Base strategy for Ranked (simple rules that win more defenses)
Ranked defense is about removing “easy value,” not creating an invincible base.
Ranked base rules
- Don’t stack multiple high-value buildings where one spell set deletes them all
- Force awkward pathing (make attackers choose between two good angles, not one obvious one)
- Place traps to punish predictable entries, not random spots
- Test your layout whenever you change major defenses or heroes
Ranked defensive layout changes (why you should check your tournament layout)
Ranked now makes it clearer that:
- You can edit Ranked layouts directly in the tournament UI
- Changes made after battling begins apply to the next tournament (or next League Day in Legend I)
Practical tip:
Before your first battle each tournament week, open the tournament UI and confirm:
- Correct base is selected
- Traps are placed (not accidentally missing after edits)

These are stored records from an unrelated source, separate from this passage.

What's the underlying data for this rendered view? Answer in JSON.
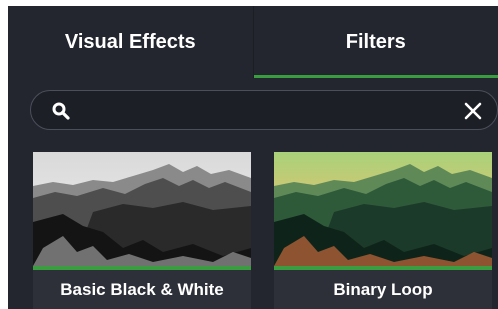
{
  "tabs": [
    {
      "label": "Visual Effects",
      "active": false
    },
    {
      "label": "Filters",
      "active": true
    }
  ],
  "search": {
    "value": "",
    "placeholder": "",
    "search_icon": "search-icon",
    "clear_icon": "close-icon"
  },
  "filters": [
    {
      "name": "Basic Black & White"
    },
    {
      "name": "Binary Loop"
    }
  ],
  "colors": {
    "panel_bg": "#23262f",
    "accent": "#3a9d3f",
    "text": "#ffffff"
  }
}
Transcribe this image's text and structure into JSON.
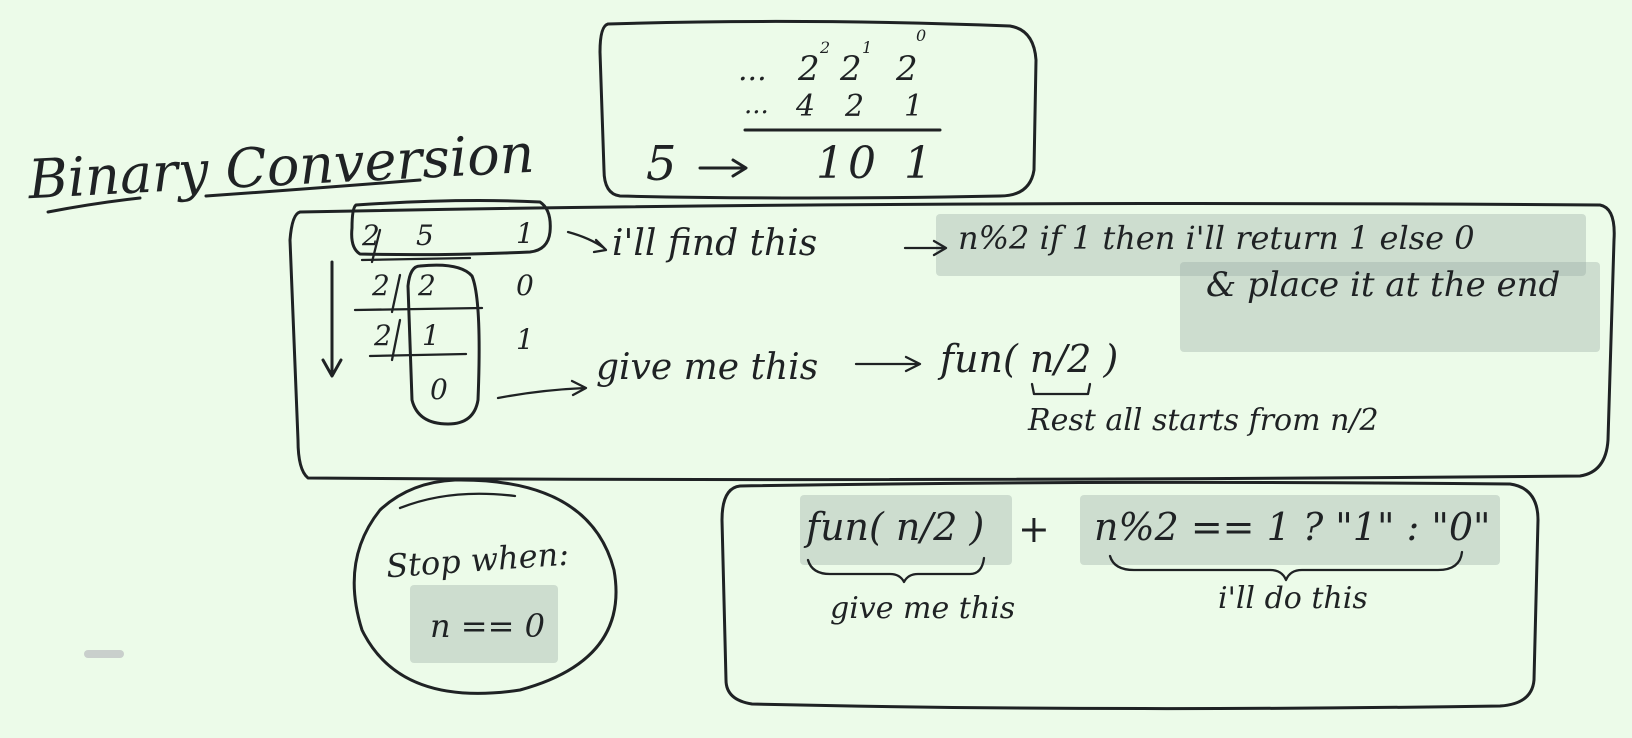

- Clan Castle defense is ready (if relevant to your league habits)
Rewards in Ranked Mode (why it’s worth playing even if you’re not a pusher)
Ranked Mode is not only “bragging rights.” It ties into your economy:
- Star Bonus and League Bonus scaling matter more as you climb
- Higher leagues can improve reward scaling
- Adjustments have been made so Star Bonus and League Bonus scale better when you reach new Town Halls, while Ranked battle loot was slightly adjusted to keep overall balance
That means even moderate Ranked activity can support faster progression—especially if you combine it with efficient farming in Battle Mode.
Common Ranked Mode mistakes (and the quick fixes)
Mistake: Treating Ranked as farming
Fix: Use Battle Mode for loot. Use Ranked for planned, high-quality battles.
Mistake: Saving all battles for the last day
Fix: Play early. Late panic leads to wasted battles and bad decisions.
Mistake: Switching strategies every session
Fix: Pick one main army for a full week. Mastery beats variety in limited battles.
Mistake: Ignoring defense
Fix: You don’t need a perfect base, but you do need to remove easy value.
Mistake: Confusing decay with performance demotion
Fix: Read the warning type. Timer = inactivity. Low placement = performance.
BoostRoom Promo
Want a Ranked plan that actually matches your account (Town Hall, heroes, equipment, and time available)? BoostRoom helps you climb Ranked Mode with less stress by providing:
- A simple weekly Ranked routine built around your battle cap
- The best 2–3 consistent armies for your current Town Hall and upgrades
- A Ranked defense checklist (layout, traps, and easy-value fixes)
- A “stay safe” plan that prevents demotion during busy weeks
If your goal is to climb steadily, avoid surprise drops, and feel confident every tournament week, BoostRoom helps you play smarter—not harder.
FAQ
What is Ranked Mode in Clash of Clans?
Ranked Mode is the competitive multiplayer system with weekly tournaments, limited battles, leagues, and structured promotion/demotion.
When do Ranked Battles unlock?
Ranked Battles unlock at Town Hall 7.
What is a League Floor?
A League Floor is the lowest league you can drop to for your Town Hall level. It helps prevent unfair matchups and keeps competition more balanced.
Can I be demoted for inactivity?
Yes, but inactivity demotion now happens after 4 weeks of inactivity, not after 1 week like earlier versions. Additional inactivity demotions happen every extra 4 weeks until your Town Hall floor.
What happens if I’m inactive at my Town Hall floor?
After 4 weeks of inactivity at your floor, you can become unranked and will need to re-enter Ranked to establish active ranking again.
How many battles do I get per week?
It depends on your league. High leagues have defined weekly caps (for example, Legend II has 30 per week and Legend III has 24 per week). Some leagues were adjusted to reduce burnout.